電波的マイダーリン!
だけど、わかったのはまだそれだけで、理由を一つも聞いてない。
だからあたしは、ジト目でカイトを睨み上げる。
「さぁカイトさん。理由を聞かせていただきましょうか」
口を尖らせて言うあたしに、カイトはチラリと横目で視線を送り。
瞼を閉じて、次いで正面を向いて伏し目がちに。
「…どうしたらいいか、わかんなかったんだよ」
素直な本音を話しだす。
声は落ち着いている…と言えばそうなのかもしれないけど、たぶん、この静かな物言いは、自分を責めてる言い方。
「…伊吹が、千早のこと好きだって、見てればわかる。
そしたら、なんかムカついた。
ムカついて、どうしていいかわかんなくなって…
…千早に、酷いことした。
…ホント…ごめん」
きっと。
いつか花梨が言っていたように、カイトは口下手で不器用なんだと思う。
あぁ、なんか悔しいかも。
あたしより、花梨の方がカイトのこと、わかってたなんてさ。
「……いいよ。

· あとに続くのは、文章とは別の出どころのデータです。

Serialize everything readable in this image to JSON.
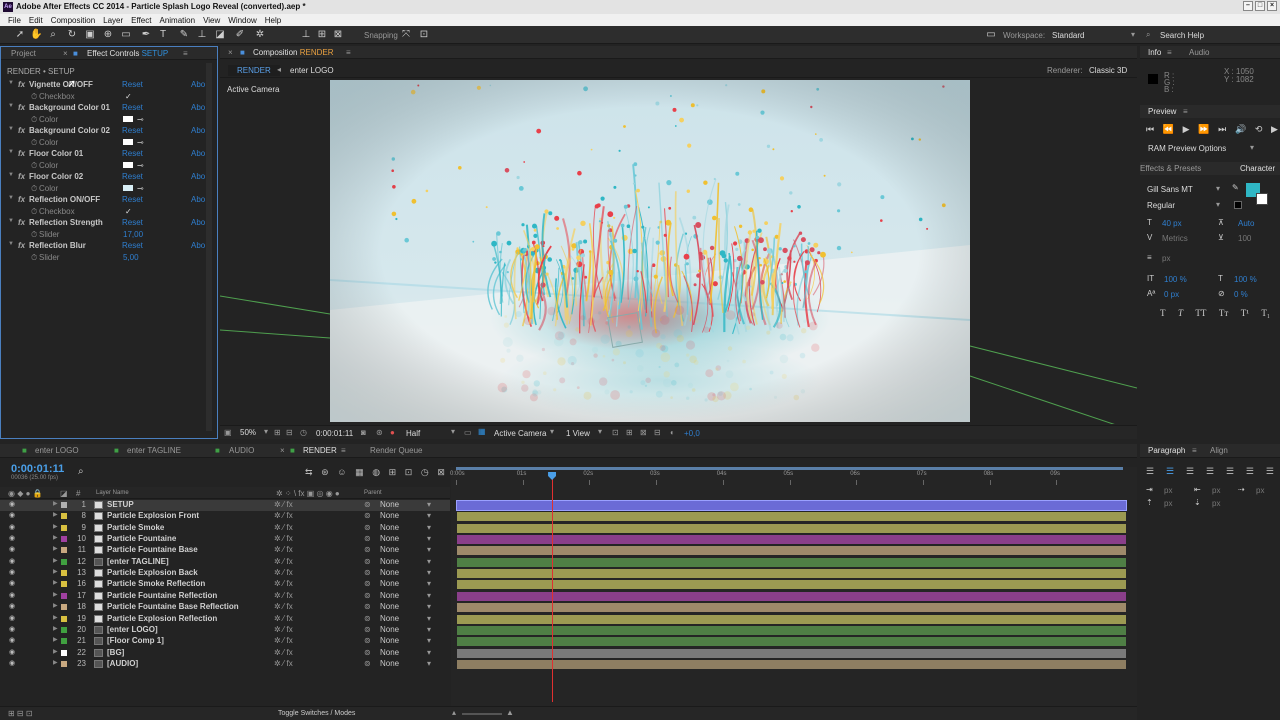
{
  "app": {
    "title": "Adobe After Effects CC 2014 - Particle Splash Logo Reveal (converted).aep *",
    "icon": "Ae"
  },
  "menu": [
    "File",
    "Edit",
    "Composition",
    "Layer",
    "Effect",
    "Animation",
    "View",
    "Window",
    "Help"
  ],
  "toolbar": {
    "snapping": "Snapping",
    "workspace_label": "Workspace:",
    "workspace": "Standard",
    "search": "Search Help"
  },
  "left_panel": {
    "tabs": [
      "Project",
      "Effect Controls",
      "SETUP"
    ],
    "breadcrumb": "RENDER • SETUP",
    "effects": [
      {
        "name": "Vignette ON/OFF",
        "prop": "Checkbox",
        "value": "✓",
        "kind": "check"
      },
      {
        "name": "Background Color 01",
        "prop": "Color",
        "kind": "color",
        "color": "#ffffff"
      },
      {
        "name": "Background Color 02",
        "prop": "Color",
        "kind": "color",
        "color": "#ffffff"
      },
      {
        "name": "Floor Color 01",
        "prop": "Color",
        "kind": "color",
        "color": "#ffffff"
      },
      {
        "name": "Floor Color 02",
        "prop": "Color",
        "kind": "color",
        "color": "#d8eef6"
      },
      {
        "name": "Reflection ON/OFF",
        "prop": "Checkbox",
        "value": "✓",
        "kind": "check"
      },
      {
        "name": "Reflection Strength",
        "prop": "Slider",
        "value": "17,00",
        "kind": "slider"
      },
      {
        "name": "Reflection Blur",
        "prop": "Slider",
        "value": "5,00",
        "kind": "slider"
      }
    ],
    "reset": "Reset",
    "about": "Abo"
  },
  "comp_panel": {
    "tab_label": "Composition",
    "tab_name": "RENDER",
    "crumbs": [
      "RENDER",
      "enter LOGO"
    ],
    "renderer_label": "Renderer:",
    "renderer": "Classic 3D",
    "camera": "Active Camera",
    "footer": {
      "zoom": "50%",
      "time": "0:00:01:11",
      "resolution": "Half",
      "view": "Active Camera",
      "views": "1 View",
      "exposure": "+0,0"
    }
  },
  "right_panel": {
    "info_tab": "Info",
    "audio_tab": "Audio",
    "rgb": [
      "R :",
      "G :",
      "B :"
    ],
    "coords": [
      "X : 1050",
      "Y : 1082"
    ],
    "preview_tab": "Preview",
    "ram": "RAM Preview Options",
    "effects_presets": "Effects & Presets",
    "character": "Character",
    "font": "Gill Sans MT",
    "style": "Regular",
    "size": "40 px",
    "leading": "Auto",
    "metrics": "Metrics",
    "tracking": "100",
    "px": "px",
    "scale_v": "100 %",
    "scale_h": "100 %",
    "baseline": "0 px",
    "tsume": "0 %",
    "accent": "#2fb7c5"
  },
  "timeline": {
    "tabs": [
      "enter LOGO",
      "enter TAGLINE",
      "AUDIO",
      "RENDER",
      "Render Queue"
    ],
    "time": "0:00:01:11",
    "fps": "00036 (25.00 fps)",
    "col_layer": "Layer Name",
    "col_parent": "Parent",
    "toggle": "Toggle Switches / Modes",
    "ruler": [
      "0:00s",
      "01s",
      "02s",
      "03s",
      "04s",
      "05s",
      "06s",
      "07s",
      "08s",
      "09s"
    ],
    "playhead_seconds": 1.44,
    "duration_seconds": 10,
    "layers": [
      {
        "num": "1",
        "name": "SETUP",
        "label": "#b0b0b0",
        "bar": "#6b6bd6",
        "parent": "None",
        "sel": true
      },
      {
        "num": "8",
        "name": "Particle Explosion Front",
        "label": "#d8c040",
        "bar": "#9c9a52",
        "parent": "None"
      },
      {
        "num": "9",
        "name": "Particle Smoke",
        "label": "#d8c040",
        "bar": "#9c9a52",
        "parent": "None"
      },
      {
        "num": "10",
        "name": "Particle Fountaine",
        "label": "#a040a0",
        "bar": "#8a3f8a",
        "parent": "None"
      },
      {
        "num": "11",
        "name": "Particle Fountaine Base",
        "label": "#c8a880",
        "bar": "#9e8a6a",
        "parent": "None"
      },
      {
        "num": "12",
        "name": "[enter TAGLINE]",
        "label": "#40a040",
        "bar": "#4f7f45",
        "parent": "None"
      },
      {
        "num": "13",
        "name": "Particle Explosion Back",
        "label": "#d8c040",
        "bar": "#9c9a52",
        "parent": "None"
      },
      {
        "num": "16",
        "name": "Particle Smoke Reflection",
        "label": "#d8c040",
        "bar": "#9c9a52",
        "parent": "None"
      },
      {
        "num": "17",
        "name": "Particle Fountaine Reflection",
        "label": "#a040a0",
        "bar": "#8a3f8a",
        "parent": "None"
      },
      {
        "num": "18",
        "name": "Particle Fountaine Base Reflection",
        "label": "#c8a880",
        "bar": "#9e8a6a",
        "parent": "None"
      },
      {
        "num": "19",
        "name": "Particle Explosion Reflection",
        "label": "#d8c040",
        "bar": "#9c9a52",
        "parent": "None"
      },
      {
        "num": "20",
        "name": "[enter LOGO]",
        "label": "#40a040",
        "bar": "#4f7f45",
        "parent": "None"
      },
      {
        "num": "21",
        "name": "[Floor Comp 1]",
        "label": "#40a040",
        "bar": "#4f7f45",
        "parent": "None"
      },
      {
        "num": "22",
        "name": "[BG]",
        "label": "#ffffff",
        "bar": "#7a7a7a",
        "parent": "None"
      },
      {
        "num": "23",
        "name": "[AUDIO]",
        "label": "#c8a880",
        "bar": "#8e7e62",
        "parent": "None"
      }
    ]
  },
  "paragraph": {
    "tab": "Paragraph",
    "align_tab": "Align",
    "px": "px"
  }
}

全然気にしてないもん。酷いことだなんて思ってないから…
…あたしは、カイトが出て行ったことの方が、嫌だった…」
カイトの方に向けていた顔を、反対側に向けて拗ねる。
だってホントに嫌だったから。
そしたらカイトは、ソファに乗ったあたしの髪の毛を、一束、緩く握った。
「…あのまま一緒に居たら、俺、千早に何するかわかんねぇし。
もしそうなったら、止める自信、俺にはない。